Cerita produksi bawang goreng renyah dari Wombo Kalonggo
Penulis: Sindi Dian Wahyuningtias | Publikasi: 13 Juni 2024 - 16:48
Bagikan ke:
TUTURA.ID - Cerita produksi bawang goreng renyah dari Wombo Kalonggo
Bawang goreng produksi UMKM di Desa Wombo Kalonggo masih menggunakan metode penggorengan tradisional dengan menggunakan minyak kelapa dan batok kelapa sebagai kayu bakar (Foto: Sindi Dian Wahyuningtias/Tutura.Id)

Desa Wombo Kalonggo, terletak di Kecamatan Tanantovea, Kabupaten Donggala, Sulawesi Tengah. Daerah dataran tinggi ini dikenal sebagai penghasil produk bawang goreng berkualitas tinggi dan renyah.

Bawang goreng yang berasal dari Wombo Kalonggo punya aroma dan rasa yang khas. Menjadikannya favorit masyarakat lokal dan wisatawan. 

Lebih dari sekadar hidangan pelengkap, bawang goreng Wombo Kalonggo telah menjadi tulang punggung ekonomi bagi banyak keluarga di desa. Industri kecil dan usaha mikro, kecil, dan menengah (UMKM) bawang goreng di Wombo Kalonggo pun berkembang pesat. Banyak kelompok perempuan tani yang bergabung.
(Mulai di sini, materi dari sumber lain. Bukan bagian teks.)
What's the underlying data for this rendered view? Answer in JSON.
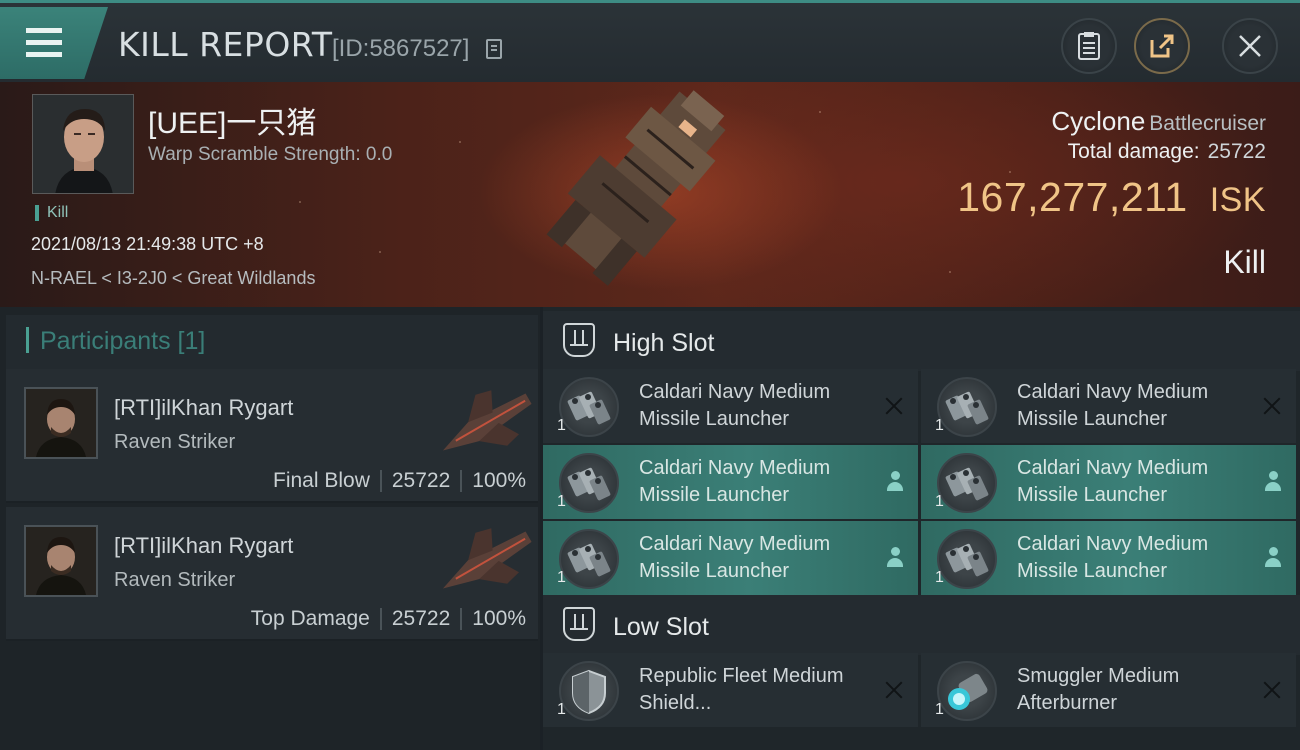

Para perempuan ini tidak lagi hanya mengurusi tanaman bawang di sawah, tapi juga ikut menyiapkan bahan baku sebelum diproses, mulai dari mengupas, mengiris, dan menggoreng.

Hingga saat ini ada 33 UMKM yang memproduksi bawang goreng di Wombo Kalonggo. Dari 1.025 penduduk desa, mayoritas bekerja sebagai buruh penggorengan bawang. Di samping menjadi buruh tani atau berladang dan pekerjaan lainnya.

Para perempuan Desa Wombo Kalonggo diberi pekerjaan mengiris bawang mentah dan diupah harian (Foto: Sindi Dian Wahyuningtias/Tutura.Id)

Membuka lapangan kerja

Salah satu usaha rumah produksi bawang goreng di Desa Wombo Kalonggo adalah "Tiga Putri" milik Misran. Rumah produksi ini telah membuka lapangan pekerjaan untuk warga setempat.

Misran memberikan upah untuk pekerjaan mengupas, mengiris, serta menggoreng bawang. Untuk pengupas dan pengiris bawang diberikan upah Rp15 ribu per keranjang. Sedangkan penggoreng bawang diberikan upah Rp50 ribu hingga Rp150 ribu perhari.

"Untuk sekali proses produksi bawang goreng, bisanya ada sekitar 15-25 tetangga yang turut terlibat," ungkap Misran.

Usaha milik Misran ini telah beroperasi kurang lebih selama delapan tahun. Lantaran tingginya permintaan, bahan baku harus didatangkan dari Desa Palasa, Kabupaten Parigi Moutong. Pasalnya stok bawang lokal Wombo tidak lagi mencukupi untuk menutupi skala produksi.

Namun, Misran memastikan bahan baku bawang “impor” ini tetap berkualitas tinggi karena memiliki varietas bawang yang sama. Bawang dengan aroma dan rasa gurih yang khas menjadi pilihan.

Kelebihan lain dari bawang goreng produksi dari Wombo karena mereka tetap mempertahankan cara pengolahan dengan metode tradisional. Plus tanpa menggunakan bahan pengawet sehingga menghasilkan produk yang berkualitas tinggi dan aman dikonsumsi.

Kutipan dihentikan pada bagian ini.